Howard is a Developmental-Behavioral Pediatrician who trained with Dr. T. Berry Brazelton at Harvard University. Dr. Howard is probably the most popular and beloved teacher and recognized care innovator of developmental and behavioral aspects of pediatrics in the United States. She has been a frequently invited national speaker over the past several decades and at one point was noted by the AAP as the highest-rated speaker of any specialty in pediatrics.
Pediatricians also have had access to her wisdom about practical approaches to developmental and behavioral aspects of pediatrics through a regular column in the free Pediatric News over the past two decades. Many pediatricians have attended the free monthly case conferences through a federal grant she has had continuously for thirty years, first in person and in recent years as a national webcast.
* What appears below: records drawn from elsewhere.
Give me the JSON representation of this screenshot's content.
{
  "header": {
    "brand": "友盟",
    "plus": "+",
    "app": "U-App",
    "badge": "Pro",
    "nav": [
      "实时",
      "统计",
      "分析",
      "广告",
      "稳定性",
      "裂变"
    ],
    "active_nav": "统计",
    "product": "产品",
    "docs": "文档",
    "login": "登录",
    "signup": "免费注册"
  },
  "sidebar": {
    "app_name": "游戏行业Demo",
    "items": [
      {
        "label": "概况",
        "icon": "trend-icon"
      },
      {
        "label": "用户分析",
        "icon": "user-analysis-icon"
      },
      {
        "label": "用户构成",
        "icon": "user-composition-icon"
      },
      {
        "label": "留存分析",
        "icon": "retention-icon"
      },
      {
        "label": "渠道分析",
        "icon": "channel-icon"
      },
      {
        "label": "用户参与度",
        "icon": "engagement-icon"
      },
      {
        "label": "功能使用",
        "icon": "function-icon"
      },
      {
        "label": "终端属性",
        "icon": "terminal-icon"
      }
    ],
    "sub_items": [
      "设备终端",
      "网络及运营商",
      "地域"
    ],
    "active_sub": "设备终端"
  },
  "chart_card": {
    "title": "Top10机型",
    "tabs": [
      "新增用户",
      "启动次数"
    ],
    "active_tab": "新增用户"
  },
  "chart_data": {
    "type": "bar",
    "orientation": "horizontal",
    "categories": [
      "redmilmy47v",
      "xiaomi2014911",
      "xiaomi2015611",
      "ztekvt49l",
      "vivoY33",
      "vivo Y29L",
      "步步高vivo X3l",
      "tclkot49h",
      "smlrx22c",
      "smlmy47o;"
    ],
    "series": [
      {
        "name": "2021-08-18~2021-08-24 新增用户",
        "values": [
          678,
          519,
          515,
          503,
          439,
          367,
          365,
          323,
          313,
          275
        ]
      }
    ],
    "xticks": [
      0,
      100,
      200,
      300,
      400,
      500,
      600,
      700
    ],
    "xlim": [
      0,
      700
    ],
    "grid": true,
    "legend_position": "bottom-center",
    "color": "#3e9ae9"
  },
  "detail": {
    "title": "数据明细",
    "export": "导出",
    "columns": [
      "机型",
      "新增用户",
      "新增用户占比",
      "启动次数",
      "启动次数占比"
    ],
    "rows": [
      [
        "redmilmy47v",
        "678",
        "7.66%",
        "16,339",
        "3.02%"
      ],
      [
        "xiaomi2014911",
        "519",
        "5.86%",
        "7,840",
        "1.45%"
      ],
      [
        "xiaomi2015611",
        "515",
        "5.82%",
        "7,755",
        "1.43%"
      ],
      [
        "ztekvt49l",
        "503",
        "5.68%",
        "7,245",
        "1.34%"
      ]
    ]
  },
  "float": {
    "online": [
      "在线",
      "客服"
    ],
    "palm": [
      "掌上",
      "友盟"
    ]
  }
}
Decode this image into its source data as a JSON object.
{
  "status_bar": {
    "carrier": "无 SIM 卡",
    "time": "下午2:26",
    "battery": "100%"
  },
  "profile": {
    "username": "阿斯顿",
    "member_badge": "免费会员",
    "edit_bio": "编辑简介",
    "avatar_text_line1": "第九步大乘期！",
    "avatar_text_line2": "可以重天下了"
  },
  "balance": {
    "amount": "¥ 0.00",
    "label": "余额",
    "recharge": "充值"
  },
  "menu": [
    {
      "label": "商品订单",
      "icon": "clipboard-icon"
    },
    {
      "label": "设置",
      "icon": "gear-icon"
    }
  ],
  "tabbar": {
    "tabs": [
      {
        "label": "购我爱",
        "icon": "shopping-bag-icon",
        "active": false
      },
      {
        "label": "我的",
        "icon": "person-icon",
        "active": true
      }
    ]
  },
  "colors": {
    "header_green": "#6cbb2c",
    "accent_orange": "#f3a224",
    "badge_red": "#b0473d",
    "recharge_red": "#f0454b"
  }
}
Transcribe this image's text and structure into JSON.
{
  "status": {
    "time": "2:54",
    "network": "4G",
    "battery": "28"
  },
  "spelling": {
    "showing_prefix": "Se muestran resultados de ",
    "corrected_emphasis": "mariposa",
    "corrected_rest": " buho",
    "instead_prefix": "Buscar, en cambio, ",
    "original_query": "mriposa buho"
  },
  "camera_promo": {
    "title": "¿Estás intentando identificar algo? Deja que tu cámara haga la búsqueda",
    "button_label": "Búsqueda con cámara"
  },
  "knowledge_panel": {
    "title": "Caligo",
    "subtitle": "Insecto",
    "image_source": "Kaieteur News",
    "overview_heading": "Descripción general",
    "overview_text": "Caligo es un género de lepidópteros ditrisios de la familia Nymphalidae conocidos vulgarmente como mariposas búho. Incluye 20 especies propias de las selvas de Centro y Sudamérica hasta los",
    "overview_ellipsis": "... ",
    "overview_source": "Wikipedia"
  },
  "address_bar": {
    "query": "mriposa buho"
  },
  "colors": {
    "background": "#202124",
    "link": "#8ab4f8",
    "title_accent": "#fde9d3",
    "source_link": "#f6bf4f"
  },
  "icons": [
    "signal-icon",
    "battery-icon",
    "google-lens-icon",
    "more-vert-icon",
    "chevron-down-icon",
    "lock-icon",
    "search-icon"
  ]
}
Pediatric residents at Hopkins, Duke, Sinai, and U Mass have benefited and she also co-directed a fellowship program to train developmental and behavioral pediatricians as a faculty member at Johns Hopkins, where she continues a faculty role.
In recent years, Barbara has used an innovative online “clinical process support system”, called CHADIS to provide “moment of care” education to pediatricians specifically related to their own patients via pre-visit questionnaires, reaching 3,000 pediatricians for over 2 million of their patients.
Dr. Howard was past President of the Society for Developmental and Behavioral Pediatrics. She was a contributing author for Bright Futures™, Diagnostic and Statistical Manual for Primary Care (DSM-PC) and Bright Futures in Practice: Mental Health and has served on national committees of the American Academy of Pediatrics. Dr. Howard has also made contributions by leading thirteen NIH and CDC funded research programs in areas such as autism, ADHD, asthma, infant mental health and current grants for Social Determinants of Health, teen depression and substance use prevention. These research programs have made contributions to the literature and also evidence to support modules in CHADIS that continue to teach and guide pediatricians family medicine doctors and now branching out to mental health providers and adult medicine.
Howard will receive the award during the 2019 AAP National Conference & Exhibition in New Orleans, LA on Saturday, October 26, 2019.
The mission of Total Child Health, Inc. is to provide products and services that improve mental and physical health. In particular, the company focuses on the development and distribution of CHADIS (CHADIS.com).